El presidente Javier Milei ha confirmado el inicio del proceso de privatización de Aguas y Saneamientos Argentinos S.A. (AySA), la empresa estatal encargada de la provisión de agua potable y desagües cloacales en la Ciudad de Buenos Aires y 26 municipios de la provincia de Buenos Aires. La medida, anunciada por el vocero presidencial Manuel Adorni, forma parte de un plan más amplio del gobierno para reducir el tamaño del Estado y transferir empresas públicas al sector privado.
Detalles de la privatización
Según el plan presentado, el Estado transferirá el 90% de las acciones de AySA al capital privado, mientras que el 10% restante permanecerá en manos de los empleados de la empresa a través del programa de propiedad participada. Adorni argumentó que la privatización permitirá modernizar el sector y mejorar la calidad del servicio, citando como razones la necesidad de reducir el gasto público y mejorar la eficiencia operativa.
Contexto financiero de AySA
AySA ha enfrentado dificultades financieras en los últimos años. Entre 2006 y 2023, la empresa requirió inyecciones del Tesoro argentino que superaron los 13.400 millones de dólares. Además, la dotación de personal creció un 90% durante la gestión estatal, y el nivel de morosidad de los usuarios alcanzó el 16%, frente al 4% promedio registrado anteriormente. Estos indicadores han sido citados como justificación para la decisión de privatizar la empresa.
Reacciones y preocupaciones
La venta de AySA al sector privado ha suscitado múltiples opiniones tanto en la comunidad como en el entorno político. Los sindicatos han manifestado inquietud debido a la potencial disminución de puestos laborales y la posible afectación en la calidad del servicio al estar en manos privadas. De igual manera, diversas entidades de la sociedad civil han señalado los peligros de que la disponibilidad de agua potable llegue a ser solo accesible para quienes puedan costearlo, en lugar de ser un derecho de todos.
Pasos siguientes
El gobierno ha indicado que el proceso de privatización se llevará a cabo mediante una licitación pública nacional e internacional para seleccionar un operador estratégico. Además, se contempla la posibilidad de realizar una oferta pública inicial para abrir el capital de la empresa a otros inversores.
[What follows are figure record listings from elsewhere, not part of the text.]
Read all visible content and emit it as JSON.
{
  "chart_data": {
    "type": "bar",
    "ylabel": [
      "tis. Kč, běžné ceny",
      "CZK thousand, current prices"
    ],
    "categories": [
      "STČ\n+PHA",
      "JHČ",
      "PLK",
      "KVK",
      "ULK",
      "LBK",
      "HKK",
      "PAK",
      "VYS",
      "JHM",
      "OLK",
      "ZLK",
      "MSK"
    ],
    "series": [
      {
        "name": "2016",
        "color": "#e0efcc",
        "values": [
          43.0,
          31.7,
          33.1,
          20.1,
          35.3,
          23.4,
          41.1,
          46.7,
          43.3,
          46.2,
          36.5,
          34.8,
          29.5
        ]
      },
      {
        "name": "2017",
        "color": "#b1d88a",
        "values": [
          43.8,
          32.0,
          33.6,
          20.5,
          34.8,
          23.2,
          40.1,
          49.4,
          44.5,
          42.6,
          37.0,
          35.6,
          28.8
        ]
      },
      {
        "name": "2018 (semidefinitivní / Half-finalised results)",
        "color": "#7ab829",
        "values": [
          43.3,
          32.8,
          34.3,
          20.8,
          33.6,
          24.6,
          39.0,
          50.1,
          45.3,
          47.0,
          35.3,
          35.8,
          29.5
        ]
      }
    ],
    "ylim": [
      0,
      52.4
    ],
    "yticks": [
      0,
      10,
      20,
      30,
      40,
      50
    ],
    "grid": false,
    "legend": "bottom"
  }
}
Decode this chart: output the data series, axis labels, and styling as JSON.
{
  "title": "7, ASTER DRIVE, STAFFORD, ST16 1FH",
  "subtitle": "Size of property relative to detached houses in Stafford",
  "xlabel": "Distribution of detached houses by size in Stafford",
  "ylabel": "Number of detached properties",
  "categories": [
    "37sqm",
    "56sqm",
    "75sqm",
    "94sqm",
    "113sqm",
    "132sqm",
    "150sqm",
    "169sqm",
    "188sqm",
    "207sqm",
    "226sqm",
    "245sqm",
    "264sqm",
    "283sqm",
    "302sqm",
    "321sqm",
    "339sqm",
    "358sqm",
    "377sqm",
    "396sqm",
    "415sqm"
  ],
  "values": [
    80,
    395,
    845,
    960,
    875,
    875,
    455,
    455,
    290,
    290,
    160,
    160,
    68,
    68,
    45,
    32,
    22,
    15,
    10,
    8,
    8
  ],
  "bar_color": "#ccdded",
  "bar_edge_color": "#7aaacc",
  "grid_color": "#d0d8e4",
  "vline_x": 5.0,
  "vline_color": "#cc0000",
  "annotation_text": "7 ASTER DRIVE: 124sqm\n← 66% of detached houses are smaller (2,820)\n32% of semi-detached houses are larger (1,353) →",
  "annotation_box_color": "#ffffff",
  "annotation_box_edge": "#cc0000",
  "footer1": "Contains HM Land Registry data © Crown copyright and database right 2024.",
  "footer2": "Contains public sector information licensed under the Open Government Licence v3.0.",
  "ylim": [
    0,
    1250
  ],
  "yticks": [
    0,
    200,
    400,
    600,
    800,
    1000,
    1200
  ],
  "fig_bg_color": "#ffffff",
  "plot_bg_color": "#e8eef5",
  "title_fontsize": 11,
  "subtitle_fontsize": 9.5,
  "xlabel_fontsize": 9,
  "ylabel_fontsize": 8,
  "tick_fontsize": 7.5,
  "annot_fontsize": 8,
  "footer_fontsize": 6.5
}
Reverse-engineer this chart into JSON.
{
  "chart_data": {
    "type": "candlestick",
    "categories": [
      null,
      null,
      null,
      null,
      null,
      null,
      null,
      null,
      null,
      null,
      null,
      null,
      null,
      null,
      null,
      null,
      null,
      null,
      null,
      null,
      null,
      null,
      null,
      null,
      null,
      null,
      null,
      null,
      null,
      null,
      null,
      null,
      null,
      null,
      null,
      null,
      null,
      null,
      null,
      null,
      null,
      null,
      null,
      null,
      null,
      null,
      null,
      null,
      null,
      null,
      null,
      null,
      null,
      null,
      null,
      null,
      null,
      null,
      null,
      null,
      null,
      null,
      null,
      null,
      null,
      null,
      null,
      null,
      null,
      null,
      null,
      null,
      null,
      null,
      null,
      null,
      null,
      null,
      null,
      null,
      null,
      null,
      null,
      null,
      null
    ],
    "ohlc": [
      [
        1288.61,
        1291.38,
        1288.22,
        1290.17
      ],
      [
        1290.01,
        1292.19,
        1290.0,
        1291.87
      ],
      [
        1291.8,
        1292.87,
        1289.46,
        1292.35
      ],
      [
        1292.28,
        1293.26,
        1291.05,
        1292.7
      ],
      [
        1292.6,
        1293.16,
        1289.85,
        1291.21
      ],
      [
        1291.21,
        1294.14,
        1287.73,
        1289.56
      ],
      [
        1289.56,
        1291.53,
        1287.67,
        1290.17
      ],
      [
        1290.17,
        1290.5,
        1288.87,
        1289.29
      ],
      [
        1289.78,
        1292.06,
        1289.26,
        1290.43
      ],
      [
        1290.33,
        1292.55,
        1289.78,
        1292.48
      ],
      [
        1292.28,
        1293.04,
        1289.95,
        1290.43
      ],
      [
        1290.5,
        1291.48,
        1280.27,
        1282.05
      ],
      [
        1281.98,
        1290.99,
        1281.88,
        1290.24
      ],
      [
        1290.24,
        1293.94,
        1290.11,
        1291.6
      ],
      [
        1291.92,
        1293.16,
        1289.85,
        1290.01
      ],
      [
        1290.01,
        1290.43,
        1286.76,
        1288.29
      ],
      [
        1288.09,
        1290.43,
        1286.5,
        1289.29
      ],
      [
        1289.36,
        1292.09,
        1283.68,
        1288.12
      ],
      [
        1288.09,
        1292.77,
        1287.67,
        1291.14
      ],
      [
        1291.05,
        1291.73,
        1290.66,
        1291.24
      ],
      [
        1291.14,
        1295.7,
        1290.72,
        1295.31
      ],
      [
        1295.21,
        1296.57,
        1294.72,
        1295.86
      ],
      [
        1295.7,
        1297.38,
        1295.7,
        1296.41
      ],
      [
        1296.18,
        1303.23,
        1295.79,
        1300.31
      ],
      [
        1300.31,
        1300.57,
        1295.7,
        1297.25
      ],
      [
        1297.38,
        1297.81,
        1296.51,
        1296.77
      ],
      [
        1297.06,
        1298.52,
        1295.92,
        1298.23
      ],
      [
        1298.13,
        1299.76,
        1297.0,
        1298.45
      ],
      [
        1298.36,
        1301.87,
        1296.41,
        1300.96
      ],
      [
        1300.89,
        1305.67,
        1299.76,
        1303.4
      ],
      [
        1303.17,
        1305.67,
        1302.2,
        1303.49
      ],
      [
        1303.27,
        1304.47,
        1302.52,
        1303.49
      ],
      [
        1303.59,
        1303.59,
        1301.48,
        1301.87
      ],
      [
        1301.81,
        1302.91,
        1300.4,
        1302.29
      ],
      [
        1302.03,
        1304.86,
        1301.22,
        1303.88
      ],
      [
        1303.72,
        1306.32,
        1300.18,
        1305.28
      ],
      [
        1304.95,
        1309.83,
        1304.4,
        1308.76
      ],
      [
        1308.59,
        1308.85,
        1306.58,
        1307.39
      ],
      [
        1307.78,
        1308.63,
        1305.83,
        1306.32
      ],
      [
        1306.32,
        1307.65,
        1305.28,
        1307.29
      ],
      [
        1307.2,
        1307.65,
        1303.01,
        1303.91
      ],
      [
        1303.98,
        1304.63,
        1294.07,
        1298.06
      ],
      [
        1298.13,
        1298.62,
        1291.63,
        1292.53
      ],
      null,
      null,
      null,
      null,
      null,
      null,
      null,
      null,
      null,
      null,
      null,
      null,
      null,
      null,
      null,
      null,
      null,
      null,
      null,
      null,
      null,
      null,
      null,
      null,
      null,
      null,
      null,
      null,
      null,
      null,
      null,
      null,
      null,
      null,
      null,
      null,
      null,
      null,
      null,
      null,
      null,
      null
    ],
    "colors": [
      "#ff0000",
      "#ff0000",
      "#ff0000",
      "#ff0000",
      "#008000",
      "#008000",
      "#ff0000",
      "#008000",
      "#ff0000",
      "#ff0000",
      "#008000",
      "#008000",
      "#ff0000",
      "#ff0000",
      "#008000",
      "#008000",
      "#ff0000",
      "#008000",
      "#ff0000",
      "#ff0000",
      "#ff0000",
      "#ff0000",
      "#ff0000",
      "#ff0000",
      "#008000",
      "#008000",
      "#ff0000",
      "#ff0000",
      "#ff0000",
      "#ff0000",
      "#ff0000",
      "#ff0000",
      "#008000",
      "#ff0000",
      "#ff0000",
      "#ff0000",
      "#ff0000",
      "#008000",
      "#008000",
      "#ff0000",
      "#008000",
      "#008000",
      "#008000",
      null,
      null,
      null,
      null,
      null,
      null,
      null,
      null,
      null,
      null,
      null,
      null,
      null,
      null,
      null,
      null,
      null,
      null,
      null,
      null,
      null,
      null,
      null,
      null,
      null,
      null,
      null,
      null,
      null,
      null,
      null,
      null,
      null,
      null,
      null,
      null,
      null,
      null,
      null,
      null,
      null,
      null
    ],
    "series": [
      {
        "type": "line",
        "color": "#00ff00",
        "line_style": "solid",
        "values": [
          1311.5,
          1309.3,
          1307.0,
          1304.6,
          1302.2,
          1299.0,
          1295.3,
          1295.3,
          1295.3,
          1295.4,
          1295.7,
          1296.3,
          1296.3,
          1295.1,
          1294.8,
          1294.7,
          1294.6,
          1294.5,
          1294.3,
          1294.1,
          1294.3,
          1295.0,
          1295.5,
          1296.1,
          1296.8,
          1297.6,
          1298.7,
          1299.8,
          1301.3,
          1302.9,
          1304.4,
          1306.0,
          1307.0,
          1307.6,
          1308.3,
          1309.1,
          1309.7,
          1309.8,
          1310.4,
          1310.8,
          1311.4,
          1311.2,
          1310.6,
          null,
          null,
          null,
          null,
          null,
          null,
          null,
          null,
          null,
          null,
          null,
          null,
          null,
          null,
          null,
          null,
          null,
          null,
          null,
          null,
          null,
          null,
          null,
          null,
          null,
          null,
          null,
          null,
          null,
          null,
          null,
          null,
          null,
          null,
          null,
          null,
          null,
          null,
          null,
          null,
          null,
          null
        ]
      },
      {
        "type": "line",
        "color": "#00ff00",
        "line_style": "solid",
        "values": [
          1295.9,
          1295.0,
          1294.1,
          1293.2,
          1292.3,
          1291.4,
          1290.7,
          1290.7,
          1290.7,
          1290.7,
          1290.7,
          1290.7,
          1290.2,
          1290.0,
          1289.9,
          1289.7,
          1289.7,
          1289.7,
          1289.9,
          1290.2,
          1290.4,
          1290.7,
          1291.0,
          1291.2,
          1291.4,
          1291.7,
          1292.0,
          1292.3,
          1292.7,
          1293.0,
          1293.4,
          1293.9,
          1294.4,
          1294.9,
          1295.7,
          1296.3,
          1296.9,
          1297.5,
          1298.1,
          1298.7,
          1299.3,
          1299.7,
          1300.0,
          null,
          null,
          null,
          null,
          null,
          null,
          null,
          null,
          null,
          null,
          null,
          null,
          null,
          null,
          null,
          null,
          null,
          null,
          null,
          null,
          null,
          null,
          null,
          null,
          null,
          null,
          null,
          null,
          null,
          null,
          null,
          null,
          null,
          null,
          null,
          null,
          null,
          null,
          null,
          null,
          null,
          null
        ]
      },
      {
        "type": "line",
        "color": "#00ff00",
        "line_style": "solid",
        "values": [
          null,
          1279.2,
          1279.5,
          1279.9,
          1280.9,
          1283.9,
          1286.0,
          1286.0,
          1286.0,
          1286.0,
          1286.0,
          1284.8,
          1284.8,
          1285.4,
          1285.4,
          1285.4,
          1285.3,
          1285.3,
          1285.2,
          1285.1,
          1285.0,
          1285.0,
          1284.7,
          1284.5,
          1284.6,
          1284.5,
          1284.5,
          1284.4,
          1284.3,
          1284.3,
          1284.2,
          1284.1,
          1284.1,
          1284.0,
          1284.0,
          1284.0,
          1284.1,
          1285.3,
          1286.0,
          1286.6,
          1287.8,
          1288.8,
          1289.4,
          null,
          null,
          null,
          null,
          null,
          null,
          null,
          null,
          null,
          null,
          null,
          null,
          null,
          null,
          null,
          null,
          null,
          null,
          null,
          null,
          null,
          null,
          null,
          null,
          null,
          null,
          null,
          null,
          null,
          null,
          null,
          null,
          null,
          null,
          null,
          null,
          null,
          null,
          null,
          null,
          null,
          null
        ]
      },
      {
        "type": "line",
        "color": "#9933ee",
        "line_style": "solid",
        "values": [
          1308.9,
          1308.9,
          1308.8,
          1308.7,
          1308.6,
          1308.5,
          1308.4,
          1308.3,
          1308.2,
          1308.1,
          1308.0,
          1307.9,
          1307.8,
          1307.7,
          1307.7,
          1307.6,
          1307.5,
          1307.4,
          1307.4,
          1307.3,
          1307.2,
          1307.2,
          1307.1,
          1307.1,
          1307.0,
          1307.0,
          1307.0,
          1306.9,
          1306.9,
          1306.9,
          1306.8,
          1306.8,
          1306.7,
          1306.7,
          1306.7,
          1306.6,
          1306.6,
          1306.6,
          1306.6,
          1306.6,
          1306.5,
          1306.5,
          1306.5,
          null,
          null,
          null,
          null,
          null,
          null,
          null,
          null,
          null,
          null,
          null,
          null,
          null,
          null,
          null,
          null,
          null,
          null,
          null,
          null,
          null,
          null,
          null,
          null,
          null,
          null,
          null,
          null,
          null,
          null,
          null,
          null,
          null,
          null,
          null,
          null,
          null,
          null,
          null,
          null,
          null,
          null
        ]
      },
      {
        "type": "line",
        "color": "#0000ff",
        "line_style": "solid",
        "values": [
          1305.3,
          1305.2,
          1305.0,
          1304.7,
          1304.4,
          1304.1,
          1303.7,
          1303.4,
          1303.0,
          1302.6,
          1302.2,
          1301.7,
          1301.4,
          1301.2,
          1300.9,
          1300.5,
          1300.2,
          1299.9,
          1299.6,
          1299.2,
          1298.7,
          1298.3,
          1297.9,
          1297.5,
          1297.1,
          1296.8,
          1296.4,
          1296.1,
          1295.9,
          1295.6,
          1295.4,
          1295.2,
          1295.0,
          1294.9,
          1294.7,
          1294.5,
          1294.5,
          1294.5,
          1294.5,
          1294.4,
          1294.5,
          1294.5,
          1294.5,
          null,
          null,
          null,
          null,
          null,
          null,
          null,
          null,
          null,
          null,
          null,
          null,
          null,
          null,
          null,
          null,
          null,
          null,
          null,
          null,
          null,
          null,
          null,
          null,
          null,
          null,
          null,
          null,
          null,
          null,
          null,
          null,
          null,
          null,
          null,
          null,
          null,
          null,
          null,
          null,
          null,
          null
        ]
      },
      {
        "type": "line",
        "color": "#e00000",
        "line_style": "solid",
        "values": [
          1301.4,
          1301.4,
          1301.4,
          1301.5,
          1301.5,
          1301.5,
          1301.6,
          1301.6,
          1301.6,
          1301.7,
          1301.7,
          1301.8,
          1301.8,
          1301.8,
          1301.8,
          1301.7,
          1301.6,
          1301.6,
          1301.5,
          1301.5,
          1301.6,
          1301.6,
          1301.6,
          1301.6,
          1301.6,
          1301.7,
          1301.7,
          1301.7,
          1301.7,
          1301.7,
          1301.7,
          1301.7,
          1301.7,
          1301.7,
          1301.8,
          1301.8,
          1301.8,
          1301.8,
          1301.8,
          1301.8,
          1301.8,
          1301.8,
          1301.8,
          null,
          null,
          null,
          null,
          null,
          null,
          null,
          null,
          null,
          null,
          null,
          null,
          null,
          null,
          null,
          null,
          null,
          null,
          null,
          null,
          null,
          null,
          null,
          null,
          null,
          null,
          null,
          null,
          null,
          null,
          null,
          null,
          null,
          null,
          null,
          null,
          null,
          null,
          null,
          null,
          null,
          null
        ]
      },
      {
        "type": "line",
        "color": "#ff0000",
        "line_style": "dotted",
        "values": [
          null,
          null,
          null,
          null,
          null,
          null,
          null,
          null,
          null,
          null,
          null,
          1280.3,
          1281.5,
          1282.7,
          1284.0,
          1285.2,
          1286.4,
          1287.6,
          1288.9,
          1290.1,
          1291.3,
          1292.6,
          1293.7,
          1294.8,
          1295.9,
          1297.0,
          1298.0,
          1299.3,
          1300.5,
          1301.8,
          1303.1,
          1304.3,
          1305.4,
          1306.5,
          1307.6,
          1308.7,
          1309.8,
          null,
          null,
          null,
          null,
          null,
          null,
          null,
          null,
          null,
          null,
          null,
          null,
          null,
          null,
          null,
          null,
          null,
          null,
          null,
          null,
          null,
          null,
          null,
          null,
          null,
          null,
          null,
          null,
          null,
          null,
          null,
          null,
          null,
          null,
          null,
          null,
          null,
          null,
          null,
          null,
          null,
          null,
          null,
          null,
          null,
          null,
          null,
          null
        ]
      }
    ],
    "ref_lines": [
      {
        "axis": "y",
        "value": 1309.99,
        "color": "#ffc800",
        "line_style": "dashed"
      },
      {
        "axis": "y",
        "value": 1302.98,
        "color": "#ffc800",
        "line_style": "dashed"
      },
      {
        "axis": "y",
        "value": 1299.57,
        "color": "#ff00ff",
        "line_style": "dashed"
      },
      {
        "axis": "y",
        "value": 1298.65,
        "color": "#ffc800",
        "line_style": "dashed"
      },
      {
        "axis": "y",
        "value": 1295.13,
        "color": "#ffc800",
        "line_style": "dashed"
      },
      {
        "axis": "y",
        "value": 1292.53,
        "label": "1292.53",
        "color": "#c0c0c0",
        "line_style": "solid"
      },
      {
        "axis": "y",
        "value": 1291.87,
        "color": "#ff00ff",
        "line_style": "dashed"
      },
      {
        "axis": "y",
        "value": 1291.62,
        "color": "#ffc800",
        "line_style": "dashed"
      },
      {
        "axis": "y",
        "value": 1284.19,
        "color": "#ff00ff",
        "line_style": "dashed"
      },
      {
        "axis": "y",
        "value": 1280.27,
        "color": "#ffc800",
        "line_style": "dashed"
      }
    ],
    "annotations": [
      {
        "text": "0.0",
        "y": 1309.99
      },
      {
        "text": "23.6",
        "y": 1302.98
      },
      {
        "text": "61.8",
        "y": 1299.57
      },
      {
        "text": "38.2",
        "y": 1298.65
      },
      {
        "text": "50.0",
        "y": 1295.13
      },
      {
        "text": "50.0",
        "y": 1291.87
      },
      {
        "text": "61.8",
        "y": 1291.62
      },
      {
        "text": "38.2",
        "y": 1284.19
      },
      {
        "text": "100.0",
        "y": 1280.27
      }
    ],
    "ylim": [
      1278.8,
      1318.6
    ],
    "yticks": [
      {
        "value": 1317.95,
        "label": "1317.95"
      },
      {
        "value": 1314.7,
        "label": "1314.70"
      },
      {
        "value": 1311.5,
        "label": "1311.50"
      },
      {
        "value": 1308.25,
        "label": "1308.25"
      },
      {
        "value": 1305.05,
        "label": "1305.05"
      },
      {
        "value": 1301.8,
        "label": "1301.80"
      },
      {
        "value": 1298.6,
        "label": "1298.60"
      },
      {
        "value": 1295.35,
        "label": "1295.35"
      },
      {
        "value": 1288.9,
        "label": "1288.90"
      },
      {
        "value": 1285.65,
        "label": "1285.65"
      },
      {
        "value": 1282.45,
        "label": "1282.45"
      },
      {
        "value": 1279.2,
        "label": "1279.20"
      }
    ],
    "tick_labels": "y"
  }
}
Se espera que el proceso se complete en los próximos meses, con el objetivo de que la privatización se concrete antes de finales de 2026.
Esta acción forma parte de una estrategia más extensa del gobierno de Milei para disminuir el tamaño del Estado y pasar empresas públicas al ámbito privado. En meses recientes, se han privatizado otras compañías estatales, como la metalúrgica Impsa, vendida a la norteamericana Arc Energy, y Energía Argentina S.A. (Enarsa), que provee gas y electricidad a nivel nacional.